Like his slain Saudi-born co-conspirator, the 59-year-old Zawahiri has been in hiding since the United States declared its war on terror after the September 11, 2001 attacks.

Zawahiri, now Washington's most wanted man, was jailed for three years in Egypt for militancy and was implicated in the assassination of Egyptian president Anwar Sadat in 1981, and a 1997 massacre of tourists in Luxor.

Facing a death sentence, he left Egypt in the mid-1980s initially for Saudi Arabia, but soon headed for Pakistan's northwestern city of Peshawar where the resistance to the Soviet occupation of Afghanistan was based, and then to Afghanistan, where he joined forces with bin Laden.

Zawahiri, gifted with brains but bereft of bin Laden's potent charisma, has long been seen as the mastermind behind the global terror franchise.

From hiding, he has issued video missives calling for war on the West. The most recent was a filmed eulogy to bin Laden, vowing to pursue jihad in a tape reported by the SITE Intelligence Group on June 8.

It was a message of loyalty to bin Laden, whom analysts believe alone had the charisma capable of uniting an increasingly disparate group divided between Egyptians and non-Egyptian Arabs.

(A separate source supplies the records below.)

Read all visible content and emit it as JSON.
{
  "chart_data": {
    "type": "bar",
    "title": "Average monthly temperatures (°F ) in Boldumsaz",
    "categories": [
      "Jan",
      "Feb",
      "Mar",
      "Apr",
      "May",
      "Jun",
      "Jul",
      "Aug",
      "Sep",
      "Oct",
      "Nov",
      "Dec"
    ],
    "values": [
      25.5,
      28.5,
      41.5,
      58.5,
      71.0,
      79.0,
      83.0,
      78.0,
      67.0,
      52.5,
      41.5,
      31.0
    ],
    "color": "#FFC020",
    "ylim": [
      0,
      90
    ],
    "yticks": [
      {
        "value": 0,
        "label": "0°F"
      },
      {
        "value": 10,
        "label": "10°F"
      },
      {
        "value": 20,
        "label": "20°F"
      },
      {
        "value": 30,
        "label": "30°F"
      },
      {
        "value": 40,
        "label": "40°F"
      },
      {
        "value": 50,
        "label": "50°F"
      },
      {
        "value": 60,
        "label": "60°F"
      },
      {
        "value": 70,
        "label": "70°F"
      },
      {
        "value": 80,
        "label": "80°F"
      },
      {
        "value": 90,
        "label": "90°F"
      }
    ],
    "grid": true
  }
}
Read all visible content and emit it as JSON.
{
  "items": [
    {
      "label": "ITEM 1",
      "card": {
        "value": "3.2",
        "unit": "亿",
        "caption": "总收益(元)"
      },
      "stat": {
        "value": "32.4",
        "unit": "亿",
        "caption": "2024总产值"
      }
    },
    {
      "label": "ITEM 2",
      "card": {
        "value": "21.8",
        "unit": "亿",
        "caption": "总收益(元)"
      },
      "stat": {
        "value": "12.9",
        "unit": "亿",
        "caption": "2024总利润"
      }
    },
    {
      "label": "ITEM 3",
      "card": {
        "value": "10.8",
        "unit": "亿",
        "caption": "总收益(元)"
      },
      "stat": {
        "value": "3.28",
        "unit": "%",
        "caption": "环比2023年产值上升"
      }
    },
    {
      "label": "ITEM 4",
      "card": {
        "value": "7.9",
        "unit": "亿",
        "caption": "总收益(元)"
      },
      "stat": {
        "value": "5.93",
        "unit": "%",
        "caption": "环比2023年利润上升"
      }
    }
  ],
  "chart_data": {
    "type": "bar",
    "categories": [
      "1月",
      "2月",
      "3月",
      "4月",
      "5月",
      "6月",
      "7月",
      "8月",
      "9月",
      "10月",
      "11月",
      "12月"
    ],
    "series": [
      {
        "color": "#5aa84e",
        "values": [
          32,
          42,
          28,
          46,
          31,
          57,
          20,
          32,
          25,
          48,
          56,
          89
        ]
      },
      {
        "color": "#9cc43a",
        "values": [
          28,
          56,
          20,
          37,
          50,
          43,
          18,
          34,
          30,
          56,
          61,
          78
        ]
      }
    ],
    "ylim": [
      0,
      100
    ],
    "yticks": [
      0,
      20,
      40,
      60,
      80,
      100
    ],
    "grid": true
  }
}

The eulogy came nearly a month after a Saudi newspaper reported on May 5 that as the struggle for power simmered within the network, Zawahiri led US troops to bin Laden through his courier.

Al-Watan newspaper, quoting an unnamed "regional source," had said the top two al-Qaeda men had differences and that the courier was a Pakistani national who knew he was being followed by the US military but disguised the fact.

With the return of an Egyptian figure in al-Qaeda, Saif al-Adel, last autumn from Iran, the Egyptian faction had hatched a plan to dispose of Saudi-born bin Laden, according to Al-Watan.

It said Zawahiri's faction had persuaded bin Laden to leave tribal areas along the Afghan-Pakistan border and take shelter instead in Abbottabad near Islamabad where he was finally unearthed and shot dead by elite US Navy SEALs.

US-Pakistani relations have soured following the raid amid mounting allegations that bin Laden evaded capture for years thanks to the complicity or incompetence of Pakistan's authorities.

But Pakistan's civilian government has angrily dismissed the allegations and its powerful military has warned of unspecified reprisals if another unilateral US raid were to occur.